Every Monday afternoon we pick a support team for the next sprint. The support team has 2 people of which at least one has production access and is working every week day. If necessary, a third fallback person can be nominated to fill in the gaps for Fridays or e.g. for Monday/Tuesday if one of the 2 goes on vacation the next week.
When picking a support team we should try to include and onboard new team members. They can take the "observer" role once for one week before starting support themselves. This does not mean they are responsible for support during this week but they can already read all the topics coming up in the support channel and pair with the the others on finding a solution.
The new support team starts their work at the beginning of the iteration — Wednesday morning.
The support team's responsibility is to monitor and respond to the following 2 slack channels:
-
MS Teams Liefery #backend: in this channel OPS colleagues can post urgent support requests and questions. All requests in this channel are urgent and are typically blocking time critical processes. Therefore we need to take care of these requests immediately and aim to give a first response within 5 minutes. A first response can be a question to help narrow down the issue, a suggested solution or workaround or at the very least a quick reply that we are looking into the issue. In case you are on the support team and don't know the answer, please ask your colleagues for help. If you are not on the support team and know the answer, don't just answer it there, but rather help the support team answer the request themselves. You can find this channel simply by going to the search bar in your MS Teams app and searching for #backend.
-
#bugsnag-backend: in this channel we receive notifications about exceptions and other alerts generated from our system. These should also be looked into quickly in order to determine the potential production impact. A quick response should be given within the slack channel to the rest of the team that the issue is being handled.
The support team should make sure to monitor these 2 channels during normal work hours. The highest chance of support requests coming in is currently between 16:00-18:00. To be able to provide a 5 minutes first response time, please enable slack notifications for this channel when you're on the support team.
When a Bugsnag error or support request arrives and a first response has been provided, investigate the impact of the given problem or question. If it doesn't require an immediate workaround create a Jira ticket to be handled by Edge. In these cases also leave finding the cause and coming up with a solution to the person working on the ticket.

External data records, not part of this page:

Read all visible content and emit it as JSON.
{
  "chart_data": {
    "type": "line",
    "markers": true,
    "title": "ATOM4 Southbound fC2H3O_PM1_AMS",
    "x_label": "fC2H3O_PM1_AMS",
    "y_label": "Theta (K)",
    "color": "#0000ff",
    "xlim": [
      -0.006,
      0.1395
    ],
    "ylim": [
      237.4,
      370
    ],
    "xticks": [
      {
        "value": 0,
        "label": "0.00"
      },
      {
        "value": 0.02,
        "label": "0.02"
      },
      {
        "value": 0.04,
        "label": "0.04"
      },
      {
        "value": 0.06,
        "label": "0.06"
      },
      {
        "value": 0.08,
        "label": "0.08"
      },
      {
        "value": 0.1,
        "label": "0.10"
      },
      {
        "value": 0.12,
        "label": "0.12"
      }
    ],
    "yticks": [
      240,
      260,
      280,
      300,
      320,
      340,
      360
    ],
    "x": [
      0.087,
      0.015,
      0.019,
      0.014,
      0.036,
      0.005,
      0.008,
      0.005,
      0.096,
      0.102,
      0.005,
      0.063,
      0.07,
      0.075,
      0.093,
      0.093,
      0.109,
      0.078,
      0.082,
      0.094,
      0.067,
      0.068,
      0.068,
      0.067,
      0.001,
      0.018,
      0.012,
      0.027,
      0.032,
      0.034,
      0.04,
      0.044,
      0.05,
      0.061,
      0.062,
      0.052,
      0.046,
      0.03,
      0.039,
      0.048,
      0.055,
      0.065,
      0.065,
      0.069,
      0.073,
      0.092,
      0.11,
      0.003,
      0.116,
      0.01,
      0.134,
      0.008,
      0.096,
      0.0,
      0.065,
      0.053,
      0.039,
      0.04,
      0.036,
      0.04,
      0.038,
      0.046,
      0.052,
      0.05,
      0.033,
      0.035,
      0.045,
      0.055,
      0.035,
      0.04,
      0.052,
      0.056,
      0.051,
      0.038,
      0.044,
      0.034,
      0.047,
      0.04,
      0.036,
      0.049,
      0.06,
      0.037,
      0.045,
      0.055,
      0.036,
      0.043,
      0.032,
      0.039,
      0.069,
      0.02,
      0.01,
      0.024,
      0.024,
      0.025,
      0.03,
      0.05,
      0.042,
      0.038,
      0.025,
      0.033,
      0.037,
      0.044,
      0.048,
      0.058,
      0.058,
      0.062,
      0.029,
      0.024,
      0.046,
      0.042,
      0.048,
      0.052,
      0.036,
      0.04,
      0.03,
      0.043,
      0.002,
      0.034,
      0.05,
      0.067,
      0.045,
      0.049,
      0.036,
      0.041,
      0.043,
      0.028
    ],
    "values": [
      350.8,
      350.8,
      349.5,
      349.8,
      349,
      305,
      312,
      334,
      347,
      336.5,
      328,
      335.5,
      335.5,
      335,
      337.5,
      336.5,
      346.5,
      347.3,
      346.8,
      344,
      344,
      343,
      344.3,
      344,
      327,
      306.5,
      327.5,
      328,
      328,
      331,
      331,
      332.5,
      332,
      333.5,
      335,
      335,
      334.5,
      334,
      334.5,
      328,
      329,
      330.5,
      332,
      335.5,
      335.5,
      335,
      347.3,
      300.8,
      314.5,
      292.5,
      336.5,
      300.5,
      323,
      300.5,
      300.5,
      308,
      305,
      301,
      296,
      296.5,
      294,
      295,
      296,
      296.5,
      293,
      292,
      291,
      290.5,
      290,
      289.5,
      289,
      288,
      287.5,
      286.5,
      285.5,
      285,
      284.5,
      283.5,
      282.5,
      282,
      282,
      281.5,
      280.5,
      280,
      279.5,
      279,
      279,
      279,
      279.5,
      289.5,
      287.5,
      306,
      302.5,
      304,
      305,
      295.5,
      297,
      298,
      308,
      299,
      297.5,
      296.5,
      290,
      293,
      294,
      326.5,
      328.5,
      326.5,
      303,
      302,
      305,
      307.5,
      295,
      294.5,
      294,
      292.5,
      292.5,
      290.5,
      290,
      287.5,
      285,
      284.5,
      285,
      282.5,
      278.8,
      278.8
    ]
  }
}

When answering support requests please take into account that the solution the requester is asking for might not always be the best one. Often it is necessary to ask questions and understand about the underlying problem and suggest a better solution. We can use this Wiki page to collect common problems and solutions: https://github.com/liefery/liefery-backend/blob/master/docs/emergency_handbook.md
The support team is also responsible for doing the deployments in the given week.
We have a Slack reminder on Monday at 17:00 to pick a new support team. The current support team is responsible for making sure that a new support team is indeed picked.
We have a list of common support requests which should be updated if a request comes in recurringly.
What makes a proper support request? You might be tempted to help everyone, and if you try to do it all by yourself, before long you're going to find yourself spending most of the day in the support channel. Here's a set of guidelines to help you handle the requests in a more efficient manner and avoid getting overwhelmed.
- Does it look like a bug in the system?
Verify it and create a bug ticket, otherwise explain why the system is not behaving as expected.
- Does it throw an exception or show an error page?
Tell what's causing the error.
- Is it a question about how the system works that has a quick answer?
Try to answer it.
- Is it a general lack of knowledge about the system that comes from a lack of training?
Forward to Dana or Josi to possibly arrange a training session.
- Is it a question that has an answer in the documentation (for example, API docs)?
Give a link to the relevant section of the docs.
- Is it related to what business people do, but doesn’t have anything to do with the systems that we maintain?
This is a kind of request that should be addressed to someone else.
- Is it a question about getting some data from the system which can be extracted by the users themselves?
Let them do it.
- Is it a request to perform an operation in the system that can be done via the admin panel?
Point to the relevant admin page.
- Is it a request to override some data in the database manually?
Estimate the difficulty and risk. Err on the side of refusing the request. Think of ways to restart/recreate the thing instead of changing the existing thing.